Debatte um Reform der Bundeswehr und Drohnen-Debakel

Veröffentlicht am 01.06.2013 in Bundespolitik

Beitrag von Fritz Rudolf Körper für den aktuellen vorwärts

Der Planungsprozess zur Verkleinerung der Bundeswehr von 250.000 auf 185.000 Soldatinnen und Soldaten sowie die Reduzierung der zivilen Beschäftigten um 20.000 dauert nunmehr schon über zwei Jahre an. Unter dem Zwang der Haushaltskonsolidierung, insgesamt sollen über acht Milliarden Euro durch die Reform eingespart werden, wurde 2011 die Wehrpflicht überhastet ausgesetzt. Das von der Regierung angekündigte Konzept zur Stärkung der Freiwilligenkultur gibt es bislang nicht. Der Weg in eine reine Berufsarmee ist vorgezeichnet. Dies entspricht nicht der sozialdemokratischen Vorstellung einer in der Gesellschaft verankerten Bundeswehr.

Die gesellschaftliche Chance, die Freiwilligkeit in Kooperation mit den Bundesländern zu stärken und dafür gemeinsam Anreize zu schaffen, wird leichtfertig verspielt. Durch die demographische Entwicklung werden auf die Bundeswehr große Nachwuchsprobleme zukommen. Umso wichtiger ist es, den Arbeitsplatz Bundeswehr für junge Menschen attraktiv macht. Schon jetzt fehlt beispielsweise bei der Marine trotz Verkleinerung das Personal zur Besetzung aller Planstellen. Bei der sogenannten Neuausrichtung der Bundeswehr bleiben so unterm Strich lediglich weniger Geld und weniger Personal.

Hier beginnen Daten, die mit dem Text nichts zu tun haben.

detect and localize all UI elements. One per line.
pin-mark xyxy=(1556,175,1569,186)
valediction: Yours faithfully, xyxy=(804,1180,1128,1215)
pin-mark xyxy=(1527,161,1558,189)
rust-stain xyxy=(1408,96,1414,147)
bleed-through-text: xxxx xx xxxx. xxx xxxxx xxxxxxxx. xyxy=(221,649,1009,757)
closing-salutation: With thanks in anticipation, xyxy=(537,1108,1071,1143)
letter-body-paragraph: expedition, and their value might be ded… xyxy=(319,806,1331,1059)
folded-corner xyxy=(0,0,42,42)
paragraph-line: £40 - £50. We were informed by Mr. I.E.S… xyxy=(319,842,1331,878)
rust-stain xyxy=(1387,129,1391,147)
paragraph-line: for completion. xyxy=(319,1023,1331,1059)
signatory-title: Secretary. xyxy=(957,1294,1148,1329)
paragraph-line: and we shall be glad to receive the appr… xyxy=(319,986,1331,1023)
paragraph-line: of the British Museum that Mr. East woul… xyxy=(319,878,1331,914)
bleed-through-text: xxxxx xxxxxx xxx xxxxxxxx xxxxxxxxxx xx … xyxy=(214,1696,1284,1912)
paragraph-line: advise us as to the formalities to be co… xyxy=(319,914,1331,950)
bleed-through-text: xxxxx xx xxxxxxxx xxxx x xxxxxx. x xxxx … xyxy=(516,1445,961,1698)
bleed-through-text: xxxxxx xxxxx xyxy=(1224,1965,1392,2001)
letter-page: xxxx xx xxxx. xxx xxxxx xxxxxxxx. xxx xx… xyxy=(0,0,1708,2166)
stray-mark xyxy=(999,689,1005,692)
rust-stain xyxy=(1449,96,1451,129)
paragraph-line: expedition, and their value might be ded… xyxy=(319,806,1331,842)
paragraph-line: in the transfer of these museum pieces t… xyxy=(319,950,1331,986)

Auch die Kommunen wurden und werden bei der Schließung der Standorte weitestgehend allein gelassen. Hilfen zur Nachnutzung von Kasernengeländen oder Übungsplätzen, die von der Bundeswehr nicht mehr benötigt werden, gibt es von Seiten der Bundesregierung weiterhin nicht.

Über die Probleme bei der Umsetzung der Reform wurde das Parlament und die Ausschüsse im Dunkeln gelassen. Dabei gibt es schon seit 2011 Schwierigkeiten. Vor allem das nun bekannt gewordene „Drohnen-Debakel“ um die Beschaffung unbemannter Aufklärungsflugzeuge macht dies deutlich. Hier hat der Verteidigungsminister sogar das eigene Kabinett über die Probleme bei dem wichtigen Rüstungsprojekt getäuscht. Im vom Bundeskabinett gebilligten Zwischenbericht zur Bundeswehrreform sei die Beschaffung von fünf so genannten „Euro Hawks“ für die Bundeswehr sowie von vier ähnlichen „Global Hawks“ für die Nato vorgesehen gewesen. Nun wurde das gesamte Projekt, in das bisher über 600 Millionen Euro flossen, aufgegeben. Aus Sicht der SPD mindestens zwei Jahre zu spät.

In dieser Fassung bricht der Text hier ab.